"We have nothing but our shirts," said I, "and those we cannot spare."
"But we don't need to raise our flag until we see a ship over yonder," says Billy, "and if we do see one I can strip off my shirt in no time."
"But we can't fit the staff in no time," I replied, "and we must practise ourselves in that until we are very speedy in it."
We did this accordingly, several evenings in succession, always at dusk, so that our proceedings should not be seen by sharp-eyed savages; and we found in a few days that we could fit the joints of the staff together, and set it up in its socket, in the space of five minutes, as near as I could guess. We kept the several joints in the tree, so that we should not have the labour of hauling them from the ground every time, fastening them to the boughs with strands of creepers.
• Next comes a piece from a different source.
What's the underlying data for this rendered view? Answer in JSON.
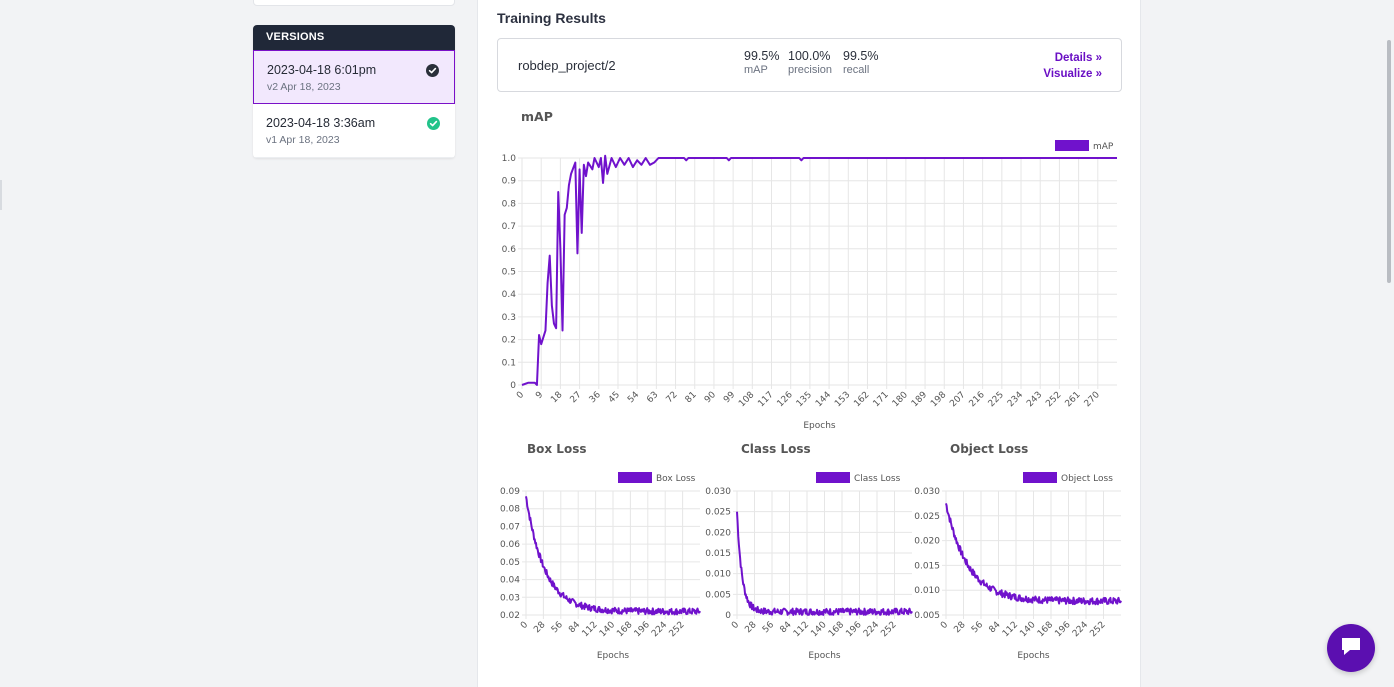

While on this matter of the flagstaff, I must say that it came into my mind one day that I had seen the native women making a kind of cloth out of the bark of a tree, though I had not observed what tree it was. I thought we might contrive to make a pendant in the same way, and after some trials of the bark of different trees we discovered that the bread-fruit tree was best fitted for our purpose, and by diligently beating with stones upon a broad strip of the bark, moistened with water, we flattened and stretched it until it became a sort of thin fabric, which would serve for a flag, though a makeshift one. But having made it, we could not at first devise a means of attaching it to the staff, having no nails, or anything that could be used in their stead. There did, indeed, come out of the bark as we bruised it, a sticky substance which we hoped might serve as glue, but we found that it was not sufficiently tenacious. However, after some thought I hit upon the device of stringing the flag on a strand of creeper, and then knotting the ends of this about the pole.
Our success in this particular gave us much contentment, and Billy declared that now that we knew how to make cloth we must discover a means of making needles and thread, so that we could patch our shirts and breeches, which were already miserably rent and tattered. But this was too great a puzzle for us at the moment, though we solved it afterwards, as I shall tell in its place.
Pottery
Having started to tell some of the matters that occupied us while we were pondering the means of setting up the posts of our house, I may mention here another notion that came into my head. We had used some of the clayey earth of the hill-side to fill the interstices of our small house, and being often at a loss for vessels in which to cook our food, and also to carry water—as yet we did not drink it much, for very good reasons—I thought of trying to make some pots and pans. I had, to be sure, no turning wheel, nor could I make one, nor had I the prepared flints or the lead for glaze, such as were employed in my uncle's factory. But I had seen the native people making pottery on the island at which we touched, and that being, so to speak, my own line of business, I had taken more particular note of it than of any other of their devices.
Their manner was to put a piece of calabash, or some such thing, under a lump of clay, to make it turn freely, and then to turn it slowly, but very deftly, by hand, fashioning thereby a vessel of such regular shape that I am sure my uncle, could he have seen it, would scarce have believed it had not been thrown, as we say, on the wheel. Such vessels they first dried in the sun, then, when a group of them had been moulded, a fire was kindled round and over them, and so they were baked. I had no calabash, but I tried my prentice hand with the half of a cocoa-nut shell, and found it very serviceable. But what gave me a deal of trouble was the clay. When I had mixed a great lump of it, moistening it with water and pounding it with stones, and had moulded a sort of porringer upon the shell at first, the vessel would not keep its shape, even so long as it took me to set it upon the ground to dry. After making several trials of it, and being always disappointed, I saw that I must mix some other substance with the earth to give it consistency. This was a thing that baffled me for days, since all our scouring of the island did not bring to light any substance that would be of use, and we had no means of grinding into powder the flints which lay around in plenty. How strange is it that we may look afar for what we have at our very doors! All of a sudden it came into my head that the sand of the seashore, at the edge of the lava tract, which we trod every day in going to bathe, might be the very substance I needed, and I found, when I came to try it, that it not only gave the clay the consistency I desired, but added a glaze to it when I baked the first vessel I made with it. I soon had a row of basins finished, not very comely in shape, but serviceable, and all of a size; and Billy, having heard me deplore that I had nothing larger than a cocoa-nut to mould them on, went a-prowling on the shore one day, and came staggering back with a great dome-shaped stone, and when he set it down in front of me, "Oh, ain't I a fool!" says he.